In the period 2010–14, for target conditions, 66.9 percent of all index admissions were for patients with Medicare, 8.0 percent were for those with Medicaid, and 17.5 percent were for those with private insurance, and the percentages for readmissions were similar: 73.5 percent, Medicare; 9.1 percent, Medicaid; and 12.2 percent, private insurance (appendix exhibit 7).25 Average unadjusted readmission rates across all insurance types were 15.4 percent for AMI, 22.5 percent for heart failure, and 16.1 percent for pneumonia (appendix exhibit 4).25 For Medicare, readmission rates were 18.9 percent for AMI, 23.1 percent for heart failure, and 17.5 percent for pneumonia. For Medicaid, readmission rates were 16.8 percent for AMI, 26.7 percent for heart failure, and 17.8 percent for pneumonia. For private insurance, readmission rates were 9.8 percent for AMI, 18.7 percent for heart failure, and 11.9 percent for pneumonia (appendix exhibit 4).25 Over time, unadjusted readmission rates declined across target conditions and insurance types.

ADJUSTED READMISSIONS AND DIFFERENCES IN READMISSION TRENDS

Aggregate risk-adjusted readmission rates declined from 21.3 percent in the first quarter of 2010 to 19.4 percent in the third quarter of 2014 for Medicare, from 20.9 percent to 20.4 percent for Medicaid, and from 13.5 percent to 12.5 percent for private insurance patients (exhibit 2). For all subsequent results, we report the absolute percentage decline in readmission rates per quarter of the study period.

Exhibit 2.

Exhibit 2

Risk-adjusted readmission rates for three conditions targeted by the Hospital Readmissions Reduction Program (HRRP) from the first quarter of 2010 through the third quarter of 2014, by insurance type

SOURCE Authors’ analysis of data for 2010–14 from the Nationwide Readmissions Database. NOTES The target conditions were acute myocardial infarction, heart failure, and pneumonia. The data shown represent the quarterly risk-adjusted readmission rates, account-ing for the effect of age, sex, and clinical comorbidities and using the fourth quarter of 2014 as the reference group. The dashed lines reflect projected risk-adjusted trends after the HRRP, assuming that pre-HRRP trends had continued. The solid lines represent the observed readmission trends.
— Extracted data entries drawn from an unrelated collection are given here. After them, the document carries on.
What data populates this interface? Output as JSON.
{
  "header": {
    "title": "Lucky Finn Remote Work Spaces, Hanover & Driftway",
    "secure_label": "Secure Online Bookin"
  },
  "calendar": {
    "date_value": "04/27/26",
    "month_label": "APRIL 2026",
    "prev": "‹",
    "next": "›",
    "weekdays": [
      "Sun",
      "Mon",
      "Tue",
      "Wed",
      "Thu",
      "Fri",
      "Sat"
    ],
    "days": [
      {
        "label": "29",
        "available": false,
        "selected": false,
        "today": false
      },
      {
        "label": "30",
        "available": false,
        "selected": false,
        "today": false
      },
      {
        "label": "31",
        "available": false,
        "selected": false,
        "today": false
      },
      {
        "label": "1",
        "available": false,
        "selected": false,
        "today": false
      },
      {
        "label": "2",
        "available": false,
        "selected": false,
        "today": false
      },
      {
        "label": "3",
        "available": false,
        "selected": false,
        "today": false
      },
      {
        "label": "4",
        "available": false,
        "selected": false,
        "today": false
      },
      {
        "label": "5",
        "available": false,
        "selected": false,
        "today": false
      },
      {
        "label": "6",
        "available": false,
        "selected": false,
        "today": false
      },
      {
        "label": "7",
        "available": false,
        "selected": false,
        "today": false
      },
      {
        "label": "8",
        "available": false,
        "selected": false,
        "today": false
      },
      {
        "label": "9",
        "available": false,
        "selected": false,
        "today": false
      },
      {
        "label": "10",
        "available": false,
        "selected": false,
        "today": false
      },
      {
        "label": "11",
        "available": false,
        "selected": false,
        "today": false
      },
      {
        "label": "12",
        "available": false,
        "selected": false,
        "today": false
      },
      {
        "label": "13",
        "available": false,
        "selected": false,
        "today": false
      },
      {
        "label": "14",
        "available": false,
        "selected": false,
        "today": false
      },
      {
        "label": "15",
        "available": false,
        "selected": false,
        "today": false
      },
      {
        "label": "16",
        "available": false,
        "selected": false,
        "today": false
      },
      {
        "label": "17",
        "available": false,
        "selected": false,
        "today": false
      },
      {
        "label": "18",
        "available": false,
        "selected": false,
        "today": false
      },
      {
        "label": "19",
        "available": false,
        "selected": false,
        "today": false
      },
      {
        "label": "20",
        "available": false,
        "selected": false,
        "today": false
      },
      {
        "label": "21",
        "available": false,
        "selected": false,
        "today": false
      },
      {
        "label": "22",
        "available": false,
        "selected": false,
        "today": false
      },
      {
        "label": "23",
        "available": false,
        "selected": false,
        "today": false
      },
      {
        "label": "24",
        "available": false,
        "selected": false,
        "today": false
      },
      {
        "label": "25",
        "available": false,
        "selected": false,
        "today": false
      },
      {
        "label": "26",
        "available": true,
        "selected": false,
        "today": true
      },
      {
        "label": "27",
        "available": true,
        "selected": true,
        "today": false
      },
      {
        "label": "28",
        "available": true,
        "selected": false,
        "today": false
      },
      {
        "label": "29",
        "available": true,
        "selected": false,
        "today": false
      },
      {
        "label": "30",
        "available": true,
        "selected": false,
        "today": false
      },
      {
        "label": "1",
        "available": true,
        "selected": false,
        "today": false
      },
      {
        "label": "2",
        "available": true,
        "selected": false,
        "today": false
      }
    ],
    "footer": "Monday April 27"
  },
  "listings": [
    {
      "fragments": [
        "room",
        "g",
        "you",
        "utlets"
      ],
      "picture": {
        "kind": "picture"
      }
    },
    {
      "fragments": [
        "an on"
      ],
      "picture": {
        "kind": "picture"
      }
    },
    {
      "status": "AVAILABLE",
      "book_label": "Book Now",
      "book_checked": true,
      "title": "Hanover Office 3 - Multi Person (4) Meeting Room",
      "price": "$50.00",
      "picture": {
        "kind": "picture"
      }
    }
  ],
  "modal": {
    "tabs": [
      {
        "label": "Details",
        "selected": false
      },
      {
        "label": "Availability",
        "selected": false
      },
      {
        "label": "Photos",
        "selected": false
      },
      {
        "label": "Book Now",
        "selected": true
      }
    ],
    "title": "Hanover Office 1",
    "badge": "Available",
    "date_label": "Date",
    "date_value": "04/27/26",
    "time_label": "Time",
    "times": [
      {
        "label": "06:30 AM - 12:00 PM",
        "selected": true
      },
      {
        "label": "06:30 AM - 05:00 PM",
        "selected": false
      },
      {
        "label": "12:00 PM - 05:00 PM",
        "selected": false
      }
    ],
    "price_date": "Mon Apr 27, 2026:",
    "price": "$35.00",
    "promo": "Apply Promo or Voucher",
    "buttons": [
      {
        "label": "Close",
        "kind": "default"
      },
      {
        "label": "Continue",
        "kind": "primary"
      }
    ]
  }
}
Solid lines were generated from the data through a piecewise linear model that included quarters, insurance type (“other” includes self-pay and uninsured patients), target condition, and the interaction terms among the three variables.
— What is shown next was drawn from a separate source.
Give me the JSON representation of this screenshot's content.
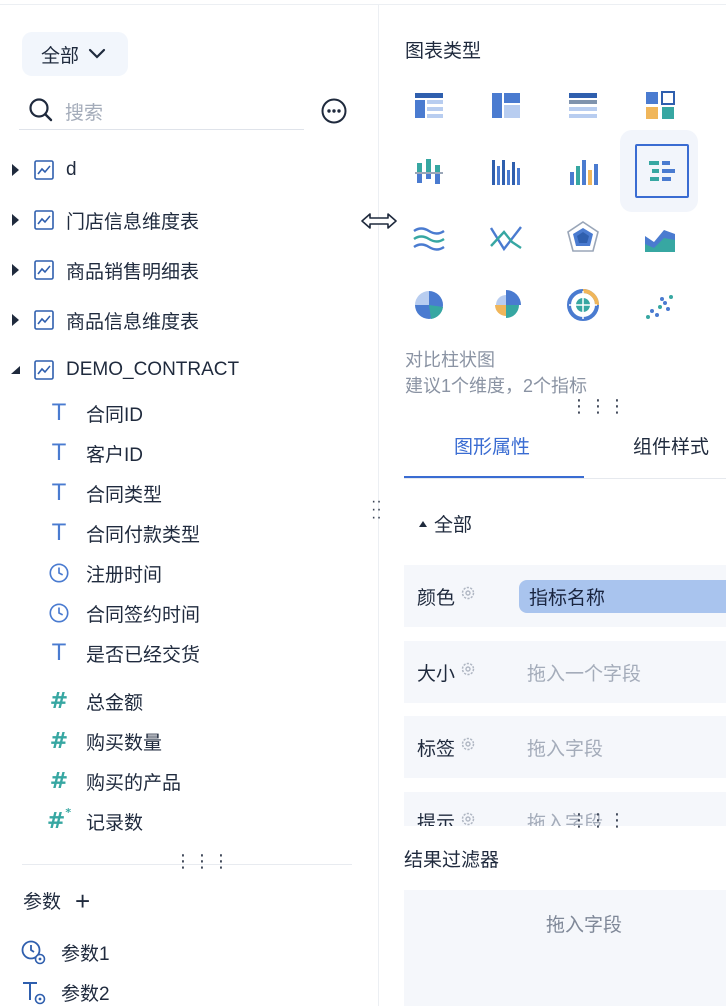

For Medicaid patients with target conditions, composite readmission rates declined at a faster rate in the post-HRRP period (slope: −0.183; 95% confidence interval: −0.194, −0.173) than in the pre-HRRP period (slope: −0.071; 95% CI: −0.079, −0.064), which yielded a negative change in slope (change: −0.112; 95% CI: −0.128, −0.096) (exhibit 4). Readmission rates for Medicaid patients with nontarget conditions also declined at a faster rate in the post-HRRP period compared to the pre-HRRP period (exhibit 3), although the change in slope was less negative compared to that for the target conditions (change: −0.068; 95% CI: −0.072, −0.064). For composite Medicaid readmissions, therefore, the change in slope between the pre-and post-HRRP periods was significantly greater for target compared to nontarget conditions (difference: −0.044; 95% CI: −0.061, −0.027). Similar results were observed for individual target conditions: Readmission rates for Medicaid patients with AMI (difference: −0.098; 95% CI: −0.132, −0.064), heart failure (difference: −0.030; 95% CI: −0.055, −0.005), or pneumonia (difference: −0.079; 95% CI: −0.107, −0.051) declined significantly after HRRP implementation compared to rates for nontarget conditions (exhibit 4 and appendix exhibit 1).25

Exhibit 4.

Change in readmission rates after implementation of the Hospital Readmissions Reduction Program (HRRP) for target conditions, compared to control conditions

Change (% per quarter)
Target condition(s) Control conditions Difference
ALL THREE TARGET CONDITIONS COMBINED
Medicare −0.018 0.032 −0.049****
Medicaid −0.112 −0.068 −0.044****
Private 0.013 −0.017 0.030****
Other 0.022 −0.014 0.036****
ACUTE MYOCARDIAL INFARCTION
Medicare 0.007 0.032 −0.025****
Medicaid −0.166 −0.068 −0.098****
Private 0.010 −0.017 0.027****
Other 0.027 −0.014 0.041****
HEART FAILURE
Medicare −0.046 0.032 −0.077****
Medicaid −0.098 −0.068 −0.030**
Private −0.057 −0.017 −0.040****
Other 0.150 −0.014 0.164****
PNEUMONIA
Medicare −0.032 0.032 −0.064****
Medicaid −0.147 −0.068 −0.079****
Private 0.076 −0.017 0.093****
Other −0.041 −0.014 −0.027**

SOURCE Authors’ analysis of data for 2010–14 from the Nationwide Readmissions Database NOTES “Control conditions” are those other than the three target conditions, as explained in the text. “Other” includes self-pay and uninsured patients.

**

p < 0:05

****

p < 0:001

Exhibit 3.

Exhibit 3

Risk-adjusted readmission rates for conditions not targeted by the Hospital Readmissions Reduction Program (HRRP) from the first quarter of 2010 through the third quarter of 2014, by insurance type

SOURCE Authors’ analysis of data for 2010–14 from the Nationwide Readmissions Database. NOTES “Conditions not targeted” (“control conditions” in exhibits 1 and 4) are all but the three target conditions (acute myocardial infarction, heart failure, and pneumonia), as explained in the text. The data shown represent the quarterly risk-adjusted readmission rates as explained in the notes to exhibit 2. Solid lines were generated as explained in the notes to exhibit 2. “Other” includes self-pay and uninsured patients.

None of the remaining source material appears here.